The Eureka Moment 40 Years Later

The answer finally came the way answers often do in Hitchcock’s world: through a piece of art. Forty years after that day in Lady Mitchell Hall, a friend sent Frayling a DVD. The movie was ‘Sunrise’ from 1927, directed by German expressionist pioneer F.W. Murnau.
As Frayling watched Murnau’s silent masterpiece, he got to a certain scene; a peasant couple visits a photographer’s studio and accidentally knock over a prop, a headless Winged Victory sculpture. As the chaos unfolds, the music swells. It was Gounod’s Funeral March of a Marionette.

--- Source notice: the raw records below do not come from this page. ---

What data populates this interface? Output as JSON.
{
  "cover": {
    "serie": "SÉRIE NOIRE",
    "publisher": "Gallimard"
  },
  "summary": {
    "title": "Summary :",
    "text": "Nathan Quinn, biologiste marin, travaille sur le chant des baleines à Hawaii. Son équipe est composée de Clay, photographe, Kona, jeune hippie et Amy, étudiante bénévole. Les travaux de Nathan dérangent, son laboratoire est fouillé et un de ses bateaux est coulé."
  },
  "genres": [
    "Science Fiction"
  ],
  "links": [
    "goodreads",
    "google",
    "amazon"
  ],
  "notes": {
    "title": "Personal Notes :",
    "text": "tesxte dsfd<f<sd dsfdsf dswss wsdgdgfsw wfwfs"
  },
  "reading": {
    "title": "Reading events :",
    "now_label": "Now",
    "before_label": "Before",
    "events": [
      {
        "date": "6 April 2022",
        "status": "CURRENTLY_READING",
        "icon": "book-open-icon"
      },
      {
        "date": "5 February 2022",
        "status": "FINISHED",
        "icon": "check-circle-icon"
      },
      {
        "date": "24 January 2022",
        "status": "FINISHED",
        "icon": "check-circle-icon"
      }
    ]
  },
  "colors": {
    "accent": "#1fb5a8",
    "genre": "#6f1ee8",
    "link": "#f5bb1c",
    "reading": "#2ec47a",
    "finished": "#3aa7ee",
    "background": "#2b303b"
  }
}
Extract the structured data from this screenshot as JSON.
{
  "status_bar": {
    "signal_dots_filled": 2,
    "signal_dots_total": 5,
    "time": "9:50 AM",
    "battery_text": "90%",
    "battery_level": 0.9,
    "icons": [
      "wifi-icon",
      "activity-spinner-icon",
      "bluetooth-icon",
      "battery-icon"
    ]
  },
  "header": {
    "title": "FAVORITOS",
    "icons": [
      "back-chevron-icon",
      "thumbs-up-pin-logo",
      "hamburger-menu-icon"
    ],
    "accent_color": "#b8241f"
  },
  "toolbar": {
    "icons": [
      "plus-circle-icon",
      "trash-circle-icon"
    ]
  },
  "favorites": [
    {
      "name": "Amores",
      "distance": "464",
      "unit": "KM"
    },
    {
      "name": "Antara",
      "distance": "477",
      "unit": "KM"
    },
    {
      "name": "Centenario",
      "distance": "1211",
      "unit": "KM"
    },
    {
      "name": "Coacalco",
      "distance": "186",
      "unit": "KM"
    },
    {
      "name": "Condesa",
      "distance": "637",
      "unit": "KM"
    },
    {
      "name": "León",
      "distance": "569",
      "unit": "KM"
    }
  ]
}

It was the exact same tune Frayling had hummed to Hitchcock on that sidewalk in 1966. “He was trying to let me know – with a characteristically mysterious flourish – that Sunrise was where he’d found the music, that a distant memory of Murnau’s film had originally inspired him,” Frayling wrote. He finally understood what that one word meant.
Hitchcock’s Clever Nod to His Influences

It was the perfect Hitchcock move, a closed loop of information. Frayling had hummed the doorbell, and Hitchcock had told him where the door was. That one word wasn’t a brush-off; it was a source credit, a nod to the silent movies of the 1920s, back when Hitchcock was just starting in the business.
Hitchcock had even watched Murnau work in Berlin back in 1924. The German expressionist’s influence was all over Hitchcock’s style, from ‘The Lodger‘ to ‘Vertigo‘. But it took one British student forty years to put it all together.
“It had taken me 40 years to understand why he’d used the S-word,” Frayling said, a realization that turned a fleeting moment into a mystery that took decades to unravel.